Я понял, что тщеславие Пуаро абсолютно неискоренимо, и напомнил ему, что уже несколько раз, будучи на сто процентов уверенным в успехе, он проигрывал партию. Но разубедить Пуаро, когда он уже предвкушает победу, — напрасная трата времени.
— Понимаете, друг мой, — продолжал Пуаро, — нам надо проделать нечто вроде карточного фокуса. Знаете какого? Вы берете четыре валета, кладете одного сверху колоды, другого — снизу, а остальных в середину. Потом колода перемешивается, и все валеты опять вместе. Старый фокус «с бородой». Вот я и хочу проделать такой же трюк с Большой Четверкой. Раньше было так: я сражаюсь сначала с одним членом Четверки, потом с другим и никогда — со всеми вместе.
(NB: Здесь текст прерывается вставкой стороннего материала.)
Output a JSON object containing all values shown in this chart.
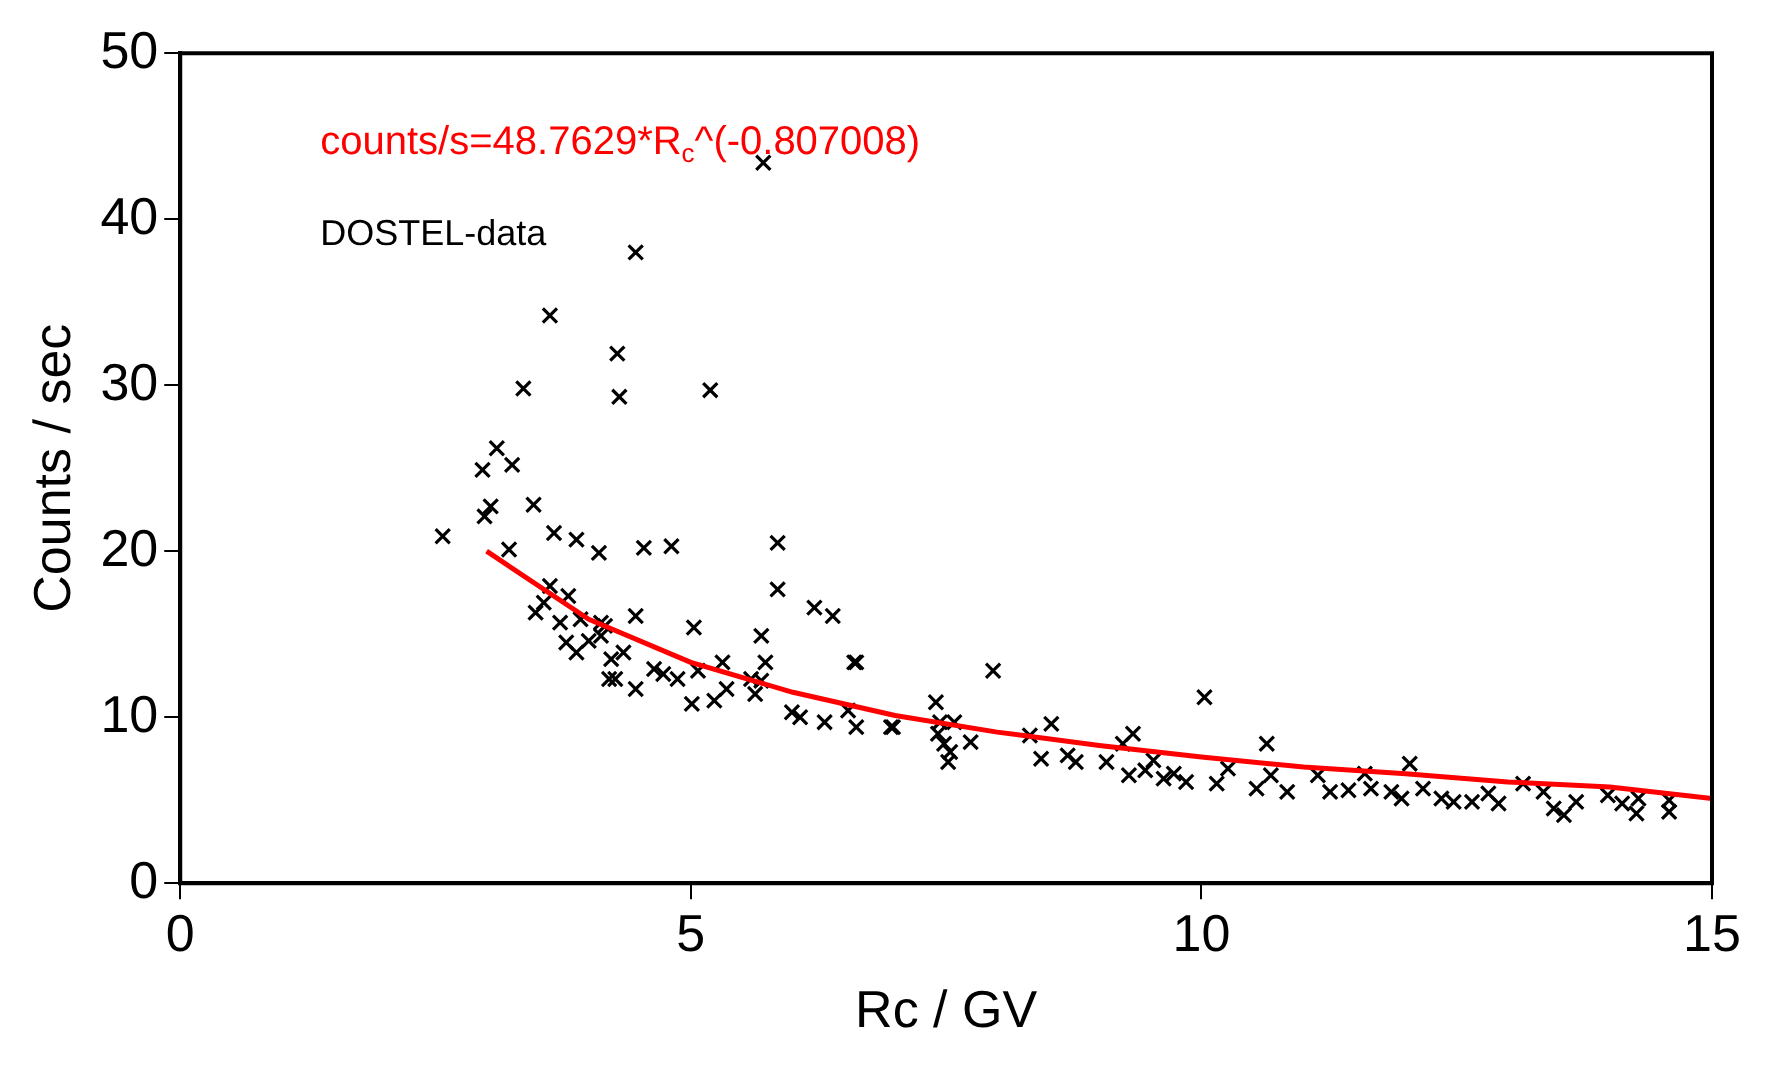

Вот я и хочу, чтобы они собрались разом, как четыре валета в колоде, и уничтожу их всех одним ударом.
— А что вы собираетесь предпринять, чтобы они собрались вместе? — спросил я.
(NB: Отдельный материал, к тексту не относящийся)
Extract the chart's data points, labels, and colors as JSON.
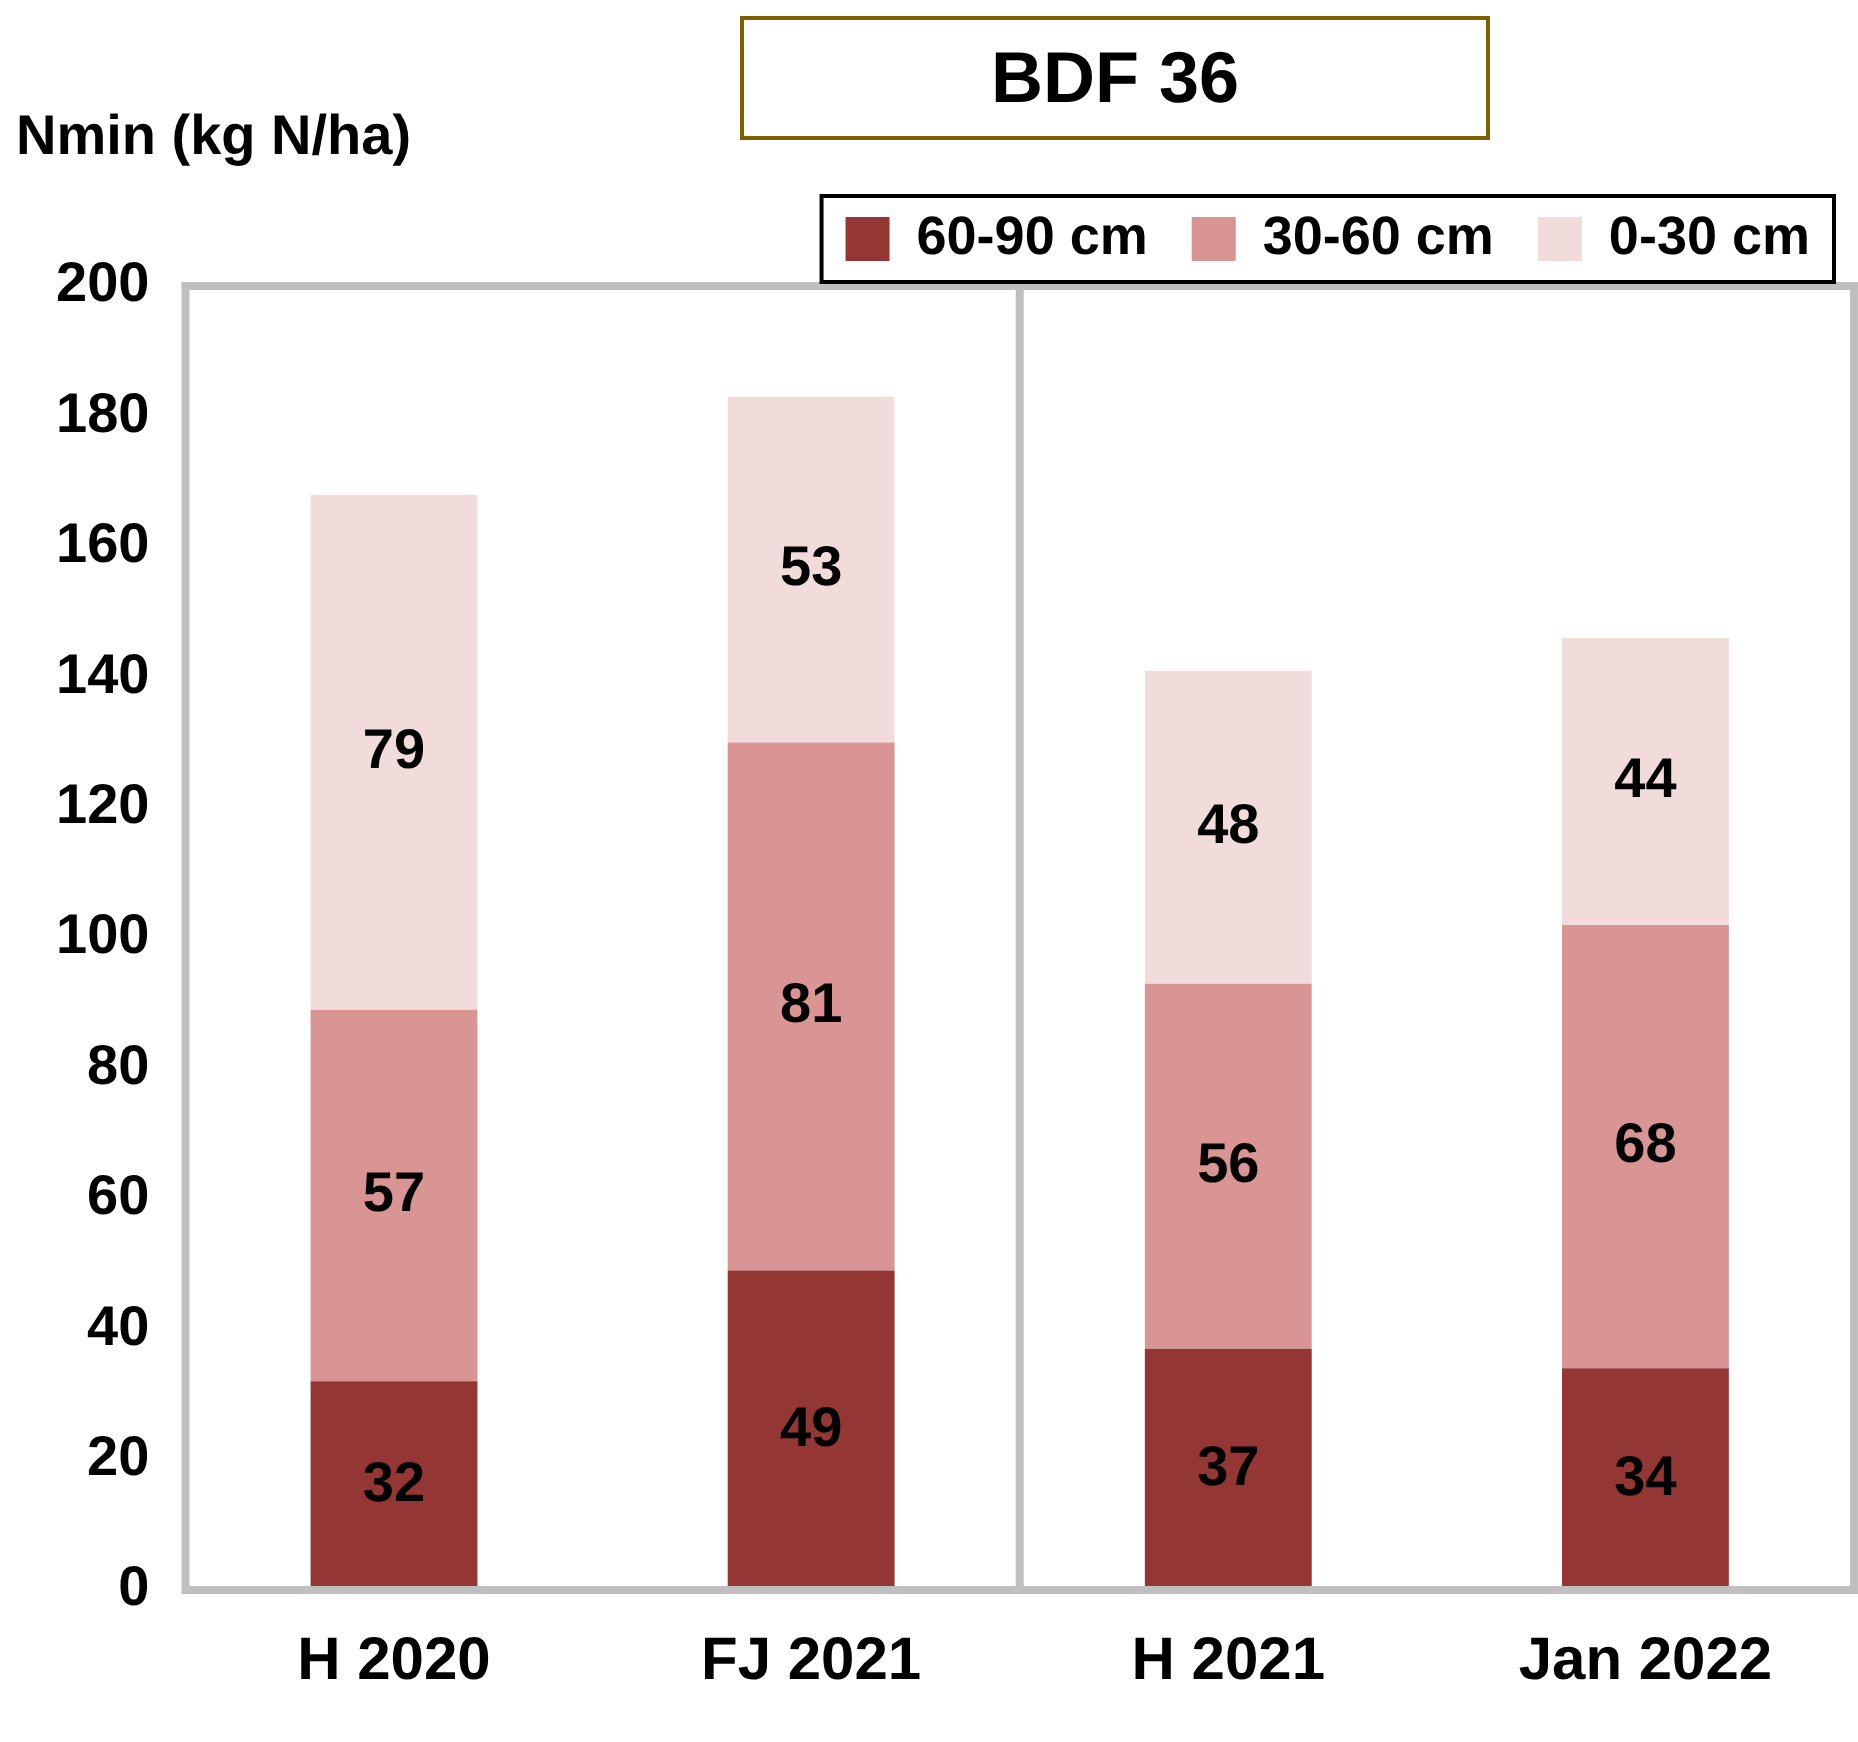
{
  "chart_data": {
    "type": "bar",
    "title": "BDF 36",
    "ylabel": "Nmin (kg N/ha)",
    "categories": [
      "H 2020",
      "FJ 2021",
      "H 2021",
      "Jan 2022"
    ],
    "series": [
      {
        "name": "60-90 cm",
        "color": "#943634",
        "values": [
          32,
          49,
          37,
          34
        ]
      },
      {
        "name": "30-60 cm",
        "color": "#d99594",
        "values": [
          57,
          81,
          56,
          68
        ]
      },
      {
        "name": "0-30 cm",
        "color": "#f2dcdb",
        "values": [
          79,
          53,
          48,
          44
        ]
      }
    ],
    "stacked": true,
    "ylim": [
      0,
      200
    ],
    "yticks": [
      0,
      20,
      40,
      60,
      80,
      100,
      120,
      140,
      160,
      180,
      200
    ],
    "grid": false,
    "legend": "top right",
    "data_labels": true
  }
}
— Затаиться в засаде и ждать подходящего момента.
— Но это ожидание может затянуться надолго! — проворчал я.
— Вы, как всегда, нетерпеливы, милый мой Гастингс. Но не огорчайтесь. Это долго не протянется. Теперь их ничто не удерживает. Единственный человек, которого они боялись, — мертв. Они начнут действовать самое большее через три месяца.
Когда он произнес слово «мертв», я вспомнил об Инглесе и его трагической смерти. И еще я вспомнил, что забыл рассказать Пуаро о смерти слуги Инглеса.
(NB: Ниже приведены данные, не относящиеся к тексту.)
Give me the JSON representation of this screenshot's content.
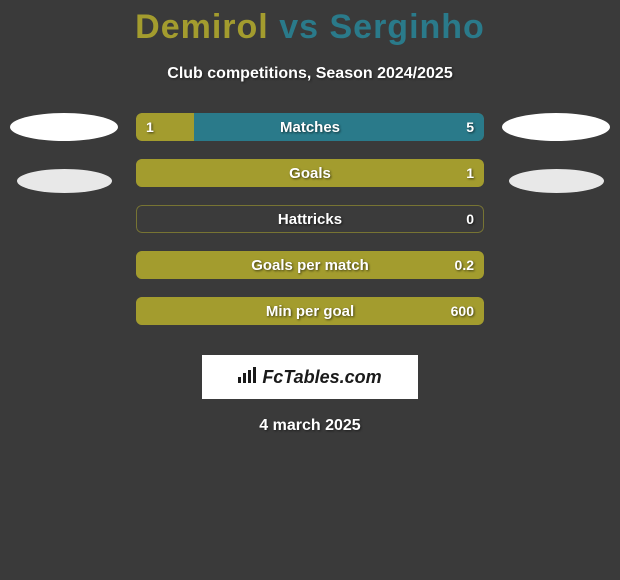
{
  "title": {
    "player1": "Demirol",
    "vs": "vs",
    "player2": "Serginho",
    "player1_color": "#a39c2e",
    "vs_color": "#2a7a8a",
    "player2_color": "#2a7a8a"
  },
  "subtitle": "Club competitions, Season 2024/2025",
  "background_color": "#3a3a3a",
  "bar_left_color": "#a39c2e",
  "bar_right_color": "#2a7a8a",
  "bar_empty_color": "rgba(60,60,60,0.5)",
  "stats": [
    {
      "label": "Matches",
      "left_value": "1",
      "right_value": "5",
      "left_pct": 16.7,
      "right_pct": 83.3,
      "show_left": true,
      "show_right": true,
      "right_color": "#2a7a8a"
    },
    {
      "label": "Goals",
      "left_value": "",
      "right_value": "1",
      "left_pct": 0,
      "right_pct": 100,
      "show_left": false,
      "show_right": true,
      "right_color": "#a39c2e"
    },
    {
      "label": "Hattricks",
      "left_value": "",
      "right_value": "0",
      "left_pct": 0,
      "right_pct": 0,
      "show_left": false,
      "show_right": true,
      "right_color": "#a39c2e"
    },
    {
      "label": "Goals per match",
      "left_value": "",
      "right_value": "0.2",
      "left_pct": 0,
      "right_pct": 100,
      "show_left": false,
      "show_right": true,
      "right_color": "#a39c2e"
    },
    {
      "label": "Min per goal",
      "left_value": "",
      "right_value": "600",
      "left_pct": 0,
      "right_pct": 100,
      "show_left": false,
      "show_right": true,
      "right_color": "#a39c2e"
    }
  ],
  "logo": {
    "text": "FcTables.com"
  },
  "date": "4 march 2025",
  "placeholders": {
    "left_ellipse_color": "#ffffff",
    "right_ellipse_color": "#ffffff",
    "left_ellipse2_color": "#e8e8e8",
    "right_ellipse2_color": "#e8e8e8"
  }
}
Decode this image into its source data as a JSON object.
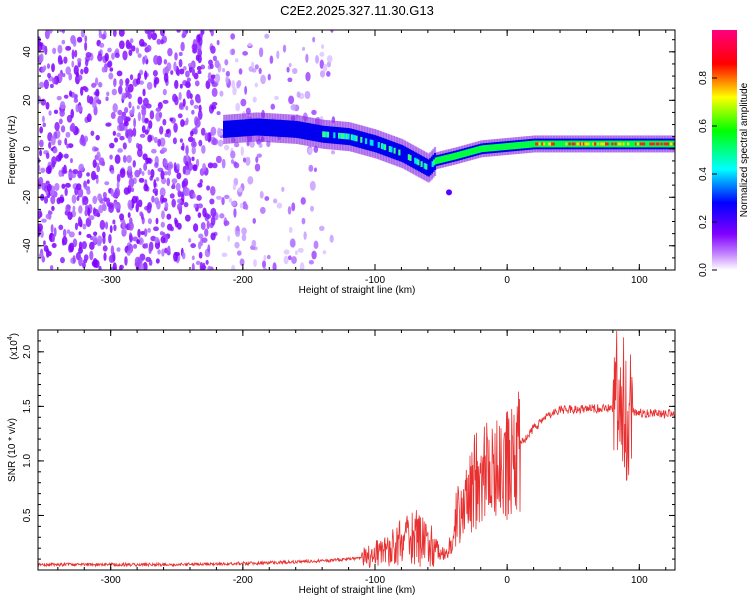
{
  "title": "C2E2.2025.327.11.30.G13",
  "chart_data": [
    {
      "type": "heatmap",
      "xlabel": "Height of straight line (km)",
      "ylabel": "Frequency (Hz)",
      "xlim": [
        -355,
        127
      ],
      "ylim": [
        -50,
        49
      ],
      "xticks": [
        -300,
        -200,
        -100,
        0,
        100
      ],
      "yticks": [
        -40,
        -20,
        0,
        20,
        40
      ],
      "colorbar": {
        "label": "Normalized spectral amplitude",
        "range": [
          0,
          1
        ],
        "ticks": [
          "0.0",
          "0.2",
          "0.4",
          "0.6",
          "0.8"
        ],
        "colors": [
          "#ffffff",
          "#8000ff",
          "#0000ff",
          "#00ffff",
          "#00ff00",
          "#ffff00",
          "#ff0000",
          "#ff0080"
        ]
      },
      "ridge": {
        "x": [
          -215,
          -190,
          -160,
          -140,
          -120,
          -100,
          -80,
          -60,
          -55,
          -40,
          -20,
          0,
          20,
          40,
          60,
          80,
          100,
          127
        ],
        "y": [
          8,
          9,
          8,
          6,
          5,
          2,
          -2,
          -8,
          -5,
          -3,
          0,
          1,
          2,
          2,
          2,
          2,
          2,
          2
        ]
      }
    },
    {
      "type": "line",
      "xlabel": "Height of straight line (km)",
      "ylabel": "SNR (10 * v/v)",
      "y_multiplier": "(x10",
      "y_multiplier_exp": "4",
      "xlim": [
        -355,
        127
      ],
      "ylim": [
        0,
        2.2
      ],
      "xticks": [
        -300,
        -200,
        -100,
        0,
        100
      ],
      "yticks": [
        "0.5",
        "1.0",
        "1.5",
        "2.0"
      ],
      "color": "#e83030",
      "series": [
        {
          "x": [
            -355,
            -300,
            -250,
            -200,
            -170,
            -150,
            -130,
            -110,
            -100,
            -90,
            -80,
            -70,
            -60,
            -55,
            -45,
            -40,
            -35,
            -30,
            -25,
            -20,
            -10,
            0,
            10,
            20,
            30,
            40,
            60,
            80,
            85,
            90,
            95,
            100,
            127
          ],
          "y": [
            0.05,
            0.05,
            0.05,
            0.06,
            0.07,
            0.08,
            0.09,
            0.11,
            0.14,
            0.18,
            0.25,
            0.3,
            0.28,
            0.2,
            0.15,
            0.45,
            0.55,
            0.7,
            0.8,
            0.85,
            0.9,
            1.0,
            1.15,
            1.3,
            1.4,
            1.47,
            1.48,
            1.48,
            1.5,
            1.5,
            1.45,
            1.44,
            1.43
          ]
        }
      ]
    }
  ]
}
Пуаро внимательно выслушал меня.
— Слуга Инглеса? Вы говорите, что этот китаец говорил по-итальянски? Удивительно.
— Поэтому-то я и решил, что его подослала ко мне Большая Четверка.
— Если бы они хотели поймать вас на крючок, Гастингс, то их посланник разговаривал бы не по-итальянски, а на пиджин-инглиш.[38] Нет, это был действительно слуга Инглеса. Вспомните, пожалуйста, подробнее все, что он говорил.
— Прежде всего он несколько раз упомянул о какой-то «Хэнделс Ларго» и произнес слово «каррозза». Это означает «экипаж», не так ли?
— Да. Больше он ничего не сказал?
— Потом, в самом конце, он пробормотал что-то вроде «Кара» и какое-то женское имя «Зиа». Не думаю, что все это имеет отношение к делу.
— Не скажите, друг мой, не скажите. Кара Зиа — это очень важно.
— Но я не вижу…
— Мой дорогой друг, вы, англичане, не слишком сильны в географии.
— При чем тут география? — обиженно спросил я.
— Да, сейчас нам очень бы пригодился мосье Томас Кук,[39] — произнес Пуаро и замолчал, как всегда напустив на себя покров таинственности.
Как я ни был раздосадован но все же заметил, что настроение Пуаро значительно улучшилось, как будто он уяснил что-то для себя чрезвычайно важное.
Дни проходили, приятные, но монотонные. Приятные, потому что на вилле была отличная библиотека, а природа вокруг поражала своим великолепием. Монотонные, потому что меня раздражала вынужденная необходимость сидеть сложа руки, вместо того чтобы действовать, и я поражался терпению Пуаро. Так продолжалось до конца июня, когда истек срок предсказанного Пуаро затишья.